Friday, October 31, 2014

Low prices won’t hurt M’sian O&G companies

Malaysia’s oil and gas (O&G) sector could very well remain immune to falling oil prices as it continues to be bolstered by monies flowing from Petroliam Nasional Bhd (Petronas).
CIMB Research said it expected Petronas’ spending to continue flowing to refiners as well as O&G service companies.
It also said the shale gas revolution, which was one of the contributing factors for the decline in the oil price, was positive for liquefied natural gas (LNG), liquefied petroleum gas and ethane shipping products.
This would translate into stronger order prospects for gas carriers and product and chemical tankers, CIMB Research said.
Brent crude, the global benchmark, declined to US$82.60 a barrel on Oct 16, the lowest in almost four years.

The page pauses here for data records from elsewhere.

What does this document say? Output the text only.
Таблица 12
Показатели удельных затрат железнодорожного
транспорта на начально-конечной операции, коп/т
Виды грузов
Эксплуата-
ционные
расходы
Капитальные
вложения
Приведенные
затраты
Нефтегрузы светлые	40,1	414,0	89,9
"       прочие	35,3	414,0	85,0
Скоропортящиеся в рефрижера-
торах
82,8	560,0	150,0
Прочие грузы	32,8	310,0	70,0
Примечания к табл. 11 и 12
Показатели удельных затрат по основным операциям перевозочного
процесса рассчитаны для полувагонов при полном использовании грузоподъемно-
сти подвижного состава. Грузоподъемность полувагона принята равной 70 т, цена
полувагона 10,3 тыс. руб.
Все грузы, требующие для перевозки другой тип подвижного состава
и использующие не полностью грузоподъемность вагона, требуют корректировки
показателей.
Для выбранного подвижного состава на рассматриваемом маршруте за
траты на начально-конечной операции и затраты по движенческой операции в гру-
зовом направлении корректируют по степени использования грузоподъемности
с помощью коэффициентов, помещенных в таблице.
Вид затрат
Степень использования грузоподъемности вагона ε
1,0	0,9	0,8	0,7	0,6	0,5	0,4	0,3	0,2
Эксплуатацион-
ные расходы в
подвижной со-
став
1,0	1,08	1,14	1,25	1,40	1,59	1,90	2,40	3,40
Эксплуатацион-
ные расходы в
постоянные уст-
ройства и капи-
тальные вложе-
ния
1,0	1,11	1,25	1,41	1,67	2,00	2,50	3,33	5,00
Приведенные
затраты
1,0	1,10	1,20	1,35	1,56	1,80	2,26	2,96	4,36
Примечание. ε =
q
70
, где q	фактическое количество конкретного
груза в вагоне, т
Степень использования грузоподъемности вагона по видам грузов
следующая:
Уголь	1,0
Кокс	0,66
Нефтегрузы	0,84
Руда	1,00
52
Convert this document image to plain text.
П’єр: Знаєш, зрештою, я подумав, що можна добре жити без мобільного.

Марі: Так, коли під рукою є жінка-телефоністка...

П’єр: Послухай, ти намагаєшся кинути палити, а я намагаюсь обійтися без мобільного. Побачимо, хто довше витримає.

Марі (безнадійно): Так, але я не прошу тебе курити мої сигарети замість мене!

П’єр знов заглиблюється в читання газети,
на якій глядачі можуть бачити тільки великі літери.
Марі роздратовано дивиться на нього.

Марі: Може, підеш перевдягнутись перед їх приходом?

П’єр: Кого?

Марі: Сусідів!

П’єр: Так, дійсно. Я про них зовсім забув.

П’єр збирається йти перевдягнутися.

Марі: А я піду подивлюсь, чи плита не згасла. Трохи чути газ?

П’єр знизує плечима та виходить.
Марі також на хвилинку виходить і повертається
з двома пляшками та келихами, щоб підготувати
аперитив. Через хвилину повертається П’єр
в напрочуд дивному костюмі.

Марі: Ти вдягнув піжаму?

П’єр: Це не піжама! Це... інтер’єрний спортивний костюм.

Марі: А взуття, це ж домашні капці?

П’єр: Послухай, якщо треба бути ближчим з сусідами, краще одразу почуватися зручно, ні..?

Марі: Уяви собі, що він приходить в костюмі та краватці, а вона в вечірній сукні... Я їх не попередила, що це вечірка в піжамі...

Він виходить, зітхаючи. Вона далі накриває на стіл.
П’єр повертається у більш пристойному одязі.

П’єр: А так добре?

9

While lower oil price implied that there would be a cut in exploration and production (E&P) activities, CIMB Research said this would be especially so for unconventional production that could only be economically justified when the oil price was high.
“We deem ultra-deepwater, Artic drilling, Australian LNG, Canadian heavy oil sands and marginal field development as unconventional sources of production,” it said.
Additionally, there was not much incentive for oil companies to raise production levels in a well-supplied environment, CIMB Research added.
It said Petronas might review its capital expenditure programme if the oil price dropped to US$60 per barrel, which it understood was the breakeven point for newer initiatives such as marginal field development and enhanced oil recovery.
On companies with significant operations outside Malaysia, it noted that UMW Oil & Gas Corp Bhd had said that its contracts in various Asean countries were intact and that there was no provision for price revision in the contracts.
It said Bumi Armada Bhd had confirmed that its order book, which was mainly driven by long-term floating production storage and offloading contracts outside Malaysia, was locked and not affected by fluctuations in oil price.
Given SapuraKencana Petroleum Bhd’s exposure to exploration and production through SapuraKencana Energy Inc, CIMB Research said it would suffer from a sustained lull in oil price.
CIMB Research advised investors to avoid exposure to deepwater activities, which have suffered the steepest cutbacks.
“We also advise investors to avoid the yards as they are leveraged to the capital investment cycle, which is dependent on oil prices and sentiment. On the flip side, we favour players that are exposed to development and production spending and shallow water activities,” it said.
Shallow water activities accounted for 70% of offshore production and remained profitable for oil companies even when oil prices fall, it added.